Our first order of business was to visit NFU and meet their students. Here is a photo of our students in a great NFU classroom (hey, wood floors and full AV!)
NFU faculty and staff took us on a tour of their oustanding labs and pilot paper machine. The Chinese government has poured lots of money into all of the engineering schools, and the labs are full of gleaming equipment and computer stations.
But the best part of the day was when NFU paper science students were mingled with NCSU students. You should have heard the excited chatter in that room!!!! A large part of this experience was this kind of "bridge-making."
Okay, we have to spend a little time on the lunch hosted by NFU. This is the highest number of courses ever served to Dr. Byrd...and a real display of the culinary diversity of this country! We were served 20 dishes, spanning every part of the animal and plant kingdom.

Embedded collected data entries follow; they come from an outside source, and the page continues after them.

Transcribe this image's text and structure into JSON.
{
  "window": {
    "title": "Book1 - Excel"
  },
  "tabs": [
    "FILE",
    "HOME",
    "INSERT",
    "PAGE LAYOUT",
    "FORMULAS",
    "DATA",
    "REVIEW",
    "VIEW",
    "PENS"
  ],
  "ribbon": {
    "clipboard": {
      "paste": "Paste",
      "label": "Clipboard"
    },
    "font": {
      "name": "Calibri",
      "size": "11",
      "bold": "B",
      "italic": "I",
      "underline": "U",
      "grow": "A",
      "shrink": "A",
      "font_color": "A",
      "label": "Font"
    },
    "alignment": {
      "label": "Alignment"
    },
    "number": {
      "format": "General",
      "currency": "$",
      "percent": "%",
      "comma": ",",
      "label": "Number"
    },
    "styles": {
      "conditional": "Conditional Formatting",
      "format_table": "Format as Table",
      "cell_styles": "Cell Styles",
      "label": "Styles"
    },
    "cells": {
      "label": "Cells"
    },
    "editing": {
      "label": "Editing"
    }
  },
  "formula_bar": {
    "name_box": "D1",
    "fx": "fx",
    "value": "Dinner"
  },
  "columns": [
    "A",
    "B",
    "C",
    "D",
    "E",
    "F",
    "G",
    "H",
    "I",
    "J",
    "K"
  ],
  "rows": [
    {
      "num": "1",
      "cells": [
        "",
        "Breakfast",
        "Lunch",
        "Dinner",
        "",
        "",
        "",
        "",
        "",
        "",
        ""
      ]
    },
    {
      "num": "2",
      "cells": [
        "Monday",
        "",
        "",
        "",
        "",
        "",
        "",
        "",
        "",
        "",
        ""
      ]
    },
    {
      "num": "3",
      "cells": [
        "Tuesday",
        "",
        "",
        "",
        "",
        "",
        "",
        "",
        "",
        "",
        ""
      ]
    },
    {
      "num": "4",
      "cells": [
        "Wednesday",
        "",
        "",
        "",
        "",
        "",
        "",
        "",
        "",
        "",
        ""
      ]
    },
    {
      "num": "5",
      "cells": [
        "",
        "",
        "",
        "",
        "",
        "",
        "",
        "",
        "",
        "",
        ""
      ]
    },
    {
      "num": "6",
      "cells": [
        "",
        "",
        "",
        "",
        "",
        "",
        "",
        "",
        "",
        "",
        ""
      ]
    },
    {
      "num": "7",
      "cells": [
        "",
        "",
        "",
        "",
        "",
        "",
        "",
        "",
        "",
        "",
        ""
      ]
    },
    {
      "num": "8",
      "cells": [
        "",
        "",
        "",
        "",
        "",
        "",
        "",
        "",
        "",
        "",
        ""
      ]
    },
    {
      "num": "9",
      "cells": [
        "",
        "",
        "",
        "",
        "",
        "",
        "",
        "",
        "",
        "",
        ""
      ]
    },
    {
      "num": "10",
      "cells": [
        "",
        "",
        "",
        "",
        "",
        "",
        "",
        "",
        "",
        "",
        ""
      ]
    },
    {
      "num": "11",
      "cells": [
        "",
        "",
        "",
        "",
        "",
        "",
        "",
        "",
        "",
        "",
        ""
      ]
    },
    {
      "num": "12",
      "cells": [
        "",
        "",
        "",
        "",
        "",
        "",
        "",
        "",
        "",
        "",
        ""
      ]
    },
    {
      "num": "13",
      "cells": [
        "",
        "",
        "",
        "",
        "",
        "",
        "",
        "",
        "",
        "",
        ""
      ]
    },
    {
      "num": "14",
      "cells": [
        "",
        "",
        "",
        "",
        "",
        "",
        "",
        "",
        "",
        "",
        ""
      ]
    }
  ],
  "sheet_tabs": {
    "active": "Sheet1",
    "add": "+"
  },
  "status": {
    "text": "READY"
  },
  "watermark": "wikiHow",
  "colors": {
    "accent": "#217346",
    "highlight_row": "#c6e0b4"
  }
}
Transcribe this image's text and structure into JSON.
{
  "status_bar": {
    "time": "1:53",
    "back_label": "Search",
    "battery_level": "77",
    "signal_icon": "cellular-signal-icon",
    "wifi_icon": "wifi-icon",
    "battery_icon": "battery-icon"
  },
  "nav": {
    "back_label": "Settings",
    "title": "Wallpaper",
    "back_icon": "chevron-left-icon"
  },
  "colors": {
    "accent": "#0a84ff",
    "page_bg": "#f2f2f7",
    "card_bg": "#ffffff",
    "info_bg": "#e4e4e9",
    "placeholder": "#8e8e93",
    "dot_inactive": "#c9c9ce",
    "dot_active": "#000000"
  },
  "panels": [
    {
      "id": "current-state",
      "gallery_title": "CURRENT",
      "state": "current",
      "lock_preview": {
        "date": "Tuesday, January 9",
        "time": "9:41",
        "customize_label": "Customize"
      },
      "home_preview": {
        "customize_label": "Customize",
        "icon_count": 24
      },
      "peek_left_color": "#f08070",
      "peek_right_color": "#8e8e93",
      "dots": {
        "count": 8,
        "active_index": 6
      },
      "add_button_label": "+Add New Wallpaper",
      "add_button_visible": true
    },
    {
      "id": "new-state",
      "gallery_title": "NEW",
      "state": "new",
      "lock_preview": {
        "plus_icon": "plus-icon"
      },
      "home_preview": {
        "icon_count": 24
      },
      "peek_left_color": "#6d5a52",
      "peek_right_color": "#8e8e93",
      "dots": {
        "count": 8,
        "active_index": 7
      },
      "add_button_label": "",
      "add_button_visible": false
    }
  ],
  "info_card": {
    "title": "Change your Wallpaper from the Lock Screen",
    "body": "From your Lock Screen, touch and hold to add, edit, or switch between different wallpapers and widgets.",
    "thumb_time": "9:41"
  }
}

We were increasingly stunned with the advent of each additional dish.
The "regular" part of the meal involved chicken, tofu, beef, pork organs, and lovely things like this little quail, roasted to perfection.
But, as the meal wore on past the point where we had become accustomed to termination, more and more dishes continued to come out. We were astounded to see this giant fish, bubbling over charcoal in some tasty broth.
The students were joking that we had covered all the species in the animal kingdom except amphibians, when out comes this stir-fried bull frog. We then joked about the lack of a reptile...and out comes a turtle.
This is a view of the aftermath...holy cow, what a meal! And for LUNCH for pete's sake!
After this potentially-crippling meal, we went up to the large forested park up the mountainside. This park features a Ming tomb and the tomb of Sun Yat-sen, the great and revered uniter of China. Dr. Yat-sen helped move China from its dynastic past to its position as a republic.
Here is our group, at the top of the reported 1000 steps it takes to climb up to the Sun Yat-sen tomb. A bee-yoo-tee-ful view of the city, a beautiful monument.
To top off this wonderful day, Dr. Chang and his wife Ann hosted a dinner at a great restaurant in downtown Nanjing, seen here. We invited students from NFU to attend.
This was one heckuva dinner. Lots of wonderful dishes...and some that were "challenging." But what was so great was the excited interaction between the NCSU and the NFU students.
We had a lot of wonderful dishes at this great banquet...but, by far, the one that got our attention was one called "stinky, smelly tofu." Shown here, it is the analogue of blue cheese. Unfortunately, it smells just like sewage.
We finished up our evening with a trip to the Confucian temple, which turned out to be an enormous outdoor bazaar...sort of like the state fair.
What a beautiful day. Two banquets!!!!!! A national park!!!! Fantastic students!!! Most of us came home and collapsed into a heap.